My last post took issue with the historical amnesia of some Indian political leaders regarding the record of diplomatic engagement with Pakistan. I turn my attention now to the self-serving reading of the 1999 Kargil mini-war between the two countries being offered by Pervez Musharraf, who was Pakistan’s army chief at the time and is currently in the dock facing charges of high treason for suspending the Constitution and implementing emergency rule in 2007.
In remarks the other week, Musharraf claimed he initiated the conflict in order to retaliate against India’s military intervention into the 1971 political crisis in East Pakistan that eventuated into the creation of Bangladesh as well as India’s 1984 surprise seizure of the Siachen Glacier, an uninhabitable stretch of the Himalayas north of Kashmir that is contested by both militaries. As Musharraf boasted, “I believed in a tit-for-tat policy on all fronts.”
He has advanced this point before, such as in his 2006 memoir in which he contended that the Kargil operation was a splendid tactical success that was undone by the fecklessness of then- Prime Minister Nawaz Sharif. But the truth of the matter is far less flattering to Musharraf’s reputation as a military leader and to the Pakistani army’s claim of institutional competence.
The Kargil conflict, named for a town in the mountainous reaches of northern Kashmir around which the fighting took place, began in early 1999 when a sizeable Pakistani force (numbering at least 1,500 – 2,000 and perhaps more) of lightly-armed mountain infantry troops infiltrated across the Line of Control – as the Kashmir divide between Indian and Pakistani troops is called – and seized large swaths of rugged territory that had been vacated by Indian soldiers during the winter. By the time the intruders were discovered in May, they had occupied over 300 square miles of Indian territory and were in a position to interdict a strategic highway linking the Siachen Glacier to the rest of Kashmir.
In response, New Delhi launched a fierce and sustained counterattack. The ensuing two-month battle featured intense ground fighting, heavy artillery barrages and the first combat sorties undertaken by the Indian air force since the Bangladesh war. The crisis was finally defused by a combination of Indian battlefield successes and U.S. diplomatic intervention.

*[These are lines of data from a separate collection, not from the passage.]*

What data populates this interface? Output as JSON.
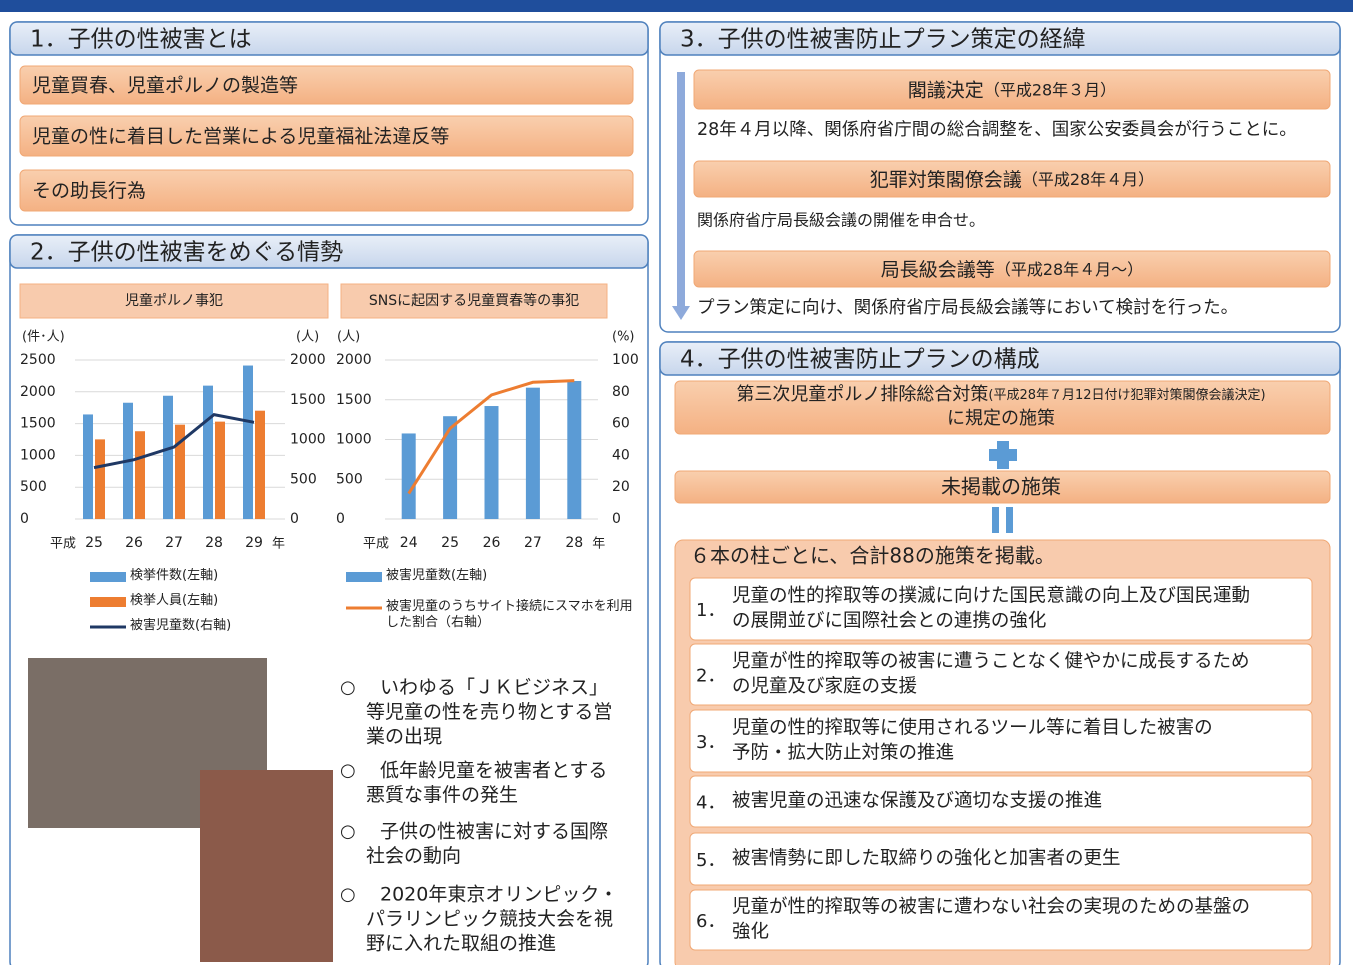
{
  "section1": {
    "title": "1．子供の性被害とは",
    "items": [
      "児童買春、児童ポルノの製造等",
      "児童の性に着目した営業による児童福祉法違反等",
      "その助長行為"
    ]
  },
  "section2": {
    "title": "2．子供の性被害をめぐる情勢",
    "bullet_mark": "○",
    "bullets": [
      [
        "いわゆる「ＪＫビジネス」",
        "等児童の性を売り物とする営",
        "業の出現"
      ],
      [
        "低年齢児童を被害者とする",
        "悪質な事件の発生"
      ],
      [
        "子供の性被害に対する国際",
        "社会の動向"
      ],
      [
        "2020年東京オリンピック・",
        "パラリンピック競技大会を視",
        "野に入れた取組の推進"
      ]
    ]
  },
  "chart_data": [
    {
      "type": "combo",
      "title": "児童ポルノ事犯",
      "ylabel": "(件･人)",
      "y2label": "(人)",
      "x_prefix": "平成",
      "x_suffix": "年",
      "categories": [
        "25",
        "26",
        "27",
        "28",
        "29"
      ],
      "series": [
        {
          "name": "検挙件数(左軸)",
          "type": "bar",
          "color": "#5b9bd5",
          "values": [
            1644,
            1828,
            1938,
            2097,
            2413
          ]
        },
        {
          "name": "検挙人員(左軸)",
          "type": "bar",
          "color": "#ed7d31",
          "values": [
            1252,
            1380,
            1483,
            1531,
            1703
          ]
        },
        {
          "name": "被害児童数(右軸)",
          "type": "line",
          "color": "#1f3864",
          "axis": "y2",
          "values": [
            646,
            746,
            905,
            1313,
            1216
          ]
        }
      ],
      "ylim": [
        0,
        2500
      ],
      "yticks": [
        0,
        500,
        1000,
        1500,
        2000,
        2500
      ],
      "y2lim": [
        0,
        2000
      ],
      "y2ticks": [
        0,
        500,
        1000,
        1500,
        2000
      ],
      "grid": true
    },
    {
      "type": "combo",
      "title": "SNSに起因する児童買春等の事犯",
      "ylabel": "(人)",
      "y2label": "(%)",
      "x_prefix": "平成",
      "x_suffix": "年",
      "categories": [
        "24",
        "25",
        "26",
        "27",
        "28"
      ],
      "series": [
        {
          "name": "被害児童数(左軸)",
          "type": "bar",
          "color": "#5b9bd5",
          "values": [
            1076,
            1293,
            1421,
            1652,
            1736
          ]
        },
        {
          "name": "被害児童のうちサイト接続にスマホを利用した割合（右軸）",
          "type": "line",
          "color": "#ed7d31",
          "axis": "y2",
          "values": [
            16,
            57,
            78,
            86,
            87
          ]
        }
      ],
      "ylim": [
        0,
        2000
      ],
      "yticks": [
        0,
        500,
        1000,
        1500,
        2000
      ],
      "y2lim": [
        0,
        100
      ],
      "y2ticks": [
        0,
        20,
        40,
        60,
        80,
        100
      ],
      "grid": true
    }
  ],
  "section3": {
    "title": "3．子供の性被害防止プラン策定の経緯",
    "steps": [
      {
        "heading": "閣議決定",
        "date": "（平成28年３月）",
        "text": "28年４月以降、関係府省庁間の総合調整を、国家公安委員会が行うことに。"
      },
      {
        "heading": "犯罪対策閣僚会議",
        "date": "（平成28年４月）",
        "text": "関係府省庁局長級会議の開催を申合せ。"
      },
      {
        "heading": "局長級会議等",
        "date": "（平成28年４月～）",
        "text": "プラン策定に向け、関係府省庁局長級会議等において検討を行った。"
      }
    ]
  },
  "section4": {
    "title": "4．子供の性被害防止プランの構成",
    "source": {
      "main": "第三次児童ポルノ排除総合対策",
      "note": "(平成28年７月12日付け犯罪対策閣僚会議決定)",
      "line2": "に規定の施策"
    },
    "addition": "未掲載の施策",
    "summary": "６本の柱ごとに、合計88の施策を掲載。",
    "pillars": [
      {
        "number": "1．",
        "lines": [
          "児童の性的搾取等の撲滅に向けた国民意識の向上及び国民運動",
          "の展開並びに国際社会との連携の強化"
        ]
      },
      {
        "number": "2．",
        "lines": [
          "児童が性的搾取等の被害に遭うことなく健やかに成長するため",
          "の児童及び家庭の支援"
        ]
      },
      {
        "number": "3．",
        "lines": [
          "児童の性的搾取等に使用されるツール等に着目した被害の",
          "予防・拡大防止対策の推進"
        ]
      },
      {
        "number": "4．",
        "lines": [
          "被害児童の迅速な保護及び適切な支援の推進"
        ]
      },
      {
        "number": "5．",
        "lines": [
          "被害情勢に即した取締りの強化と加害者の更生"
        ]
      },
      {
        "number": "6．",
        "lines": [
          "児童が性的搾取等の被害に遭わない社会の実現のための基盤の",
          "強化"
        ]
      }
    ]
  }
}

Significant details about the conflict remain a matter of debate, including the casualty figures. Two years ago, the Indian defense minister reported that 530 battle deaths occurred on the Indian side, though the Indian army’s official website lists the number at close to 1,000. And while Pakistan refuses to disclose its losses, observers estimate 400-700 fatalities.
Two recent sources have provided important clarification to parts of the historical record, however. The first is a 2009 study of the crisis that is the most authoritative to emerge to date. The second is a series of disclosures (here and here) made last year by retired General Shahid Aziz, who was the head of the analysis branch of the powerful Inter-Services Intelligence agency during the crisis. He would later go on to serve as director-general of military operations and chief of the general staff – both prestigious positions in the Pakistani army.
The two sources paint a far less heroic portrait than the one Musharraf supplies. To start, Musharraf and a handful of other military leaders planned the Kargil operation in such isolation that little thought was given to broader coordination within the Pakistani army as a whole, the other military services or the wider government. The lack of foresight resulted in utter disarray in Islamabad’s response once the Indians discovered the incursion. Aziz, for example, calls Musharraf’s scheme an “unsound military plan based on invalid assumptions, launched with little preparations and in total disregard to the regional and international environment.”
Moreover, the failure to prepare for the possibility of an Indian counterattack meant that no provision was made for troop reinforcement and logistical supply of units occupying captured territory. And Islamabad’s desperate insistence once the battle was joined that the intruders were not Pakistani soldiers but jihadis over whom it had little control all but foreclosed coming to their rescue. Aziz is particularly harsh on this latter point, excoriating Musharraf for sending men into battle without doing detailed planning and then abandoning them once the fighting began.
As I noted last year when Aziz’s disclosures first surfaced, Musharraf’s misleading puffery has relevance beyond the question of who bears personal blame for the Kargil fiasco. It taps into a false narrative long sustained by the Pakistani army, in which it is the only institution capable of safeguarding the nation’s well-being against India’s external depredations and the domestic follies of civilian-led administrations.
This line has decisively warped civil-military relations throughout Pakistan’s history. Musharraf used it to justify his coup against Nawaz Sharif a few months after the Kargil crisis wound down. And aided by subservient media outlets, it has been employed in the post-Musharraf period to undermine two successive elected governments seeking to improve relations with India, the first led by Asif Ali Zardari in 2008-2013 and now the one run by Sharif, who is back in a return engagement as prime minister. But as the record of the Kargil conflict makes clear, the army’s narrative is far from solid. The sooner it is discredited, the better for Pakistan’s development as a democratic polity.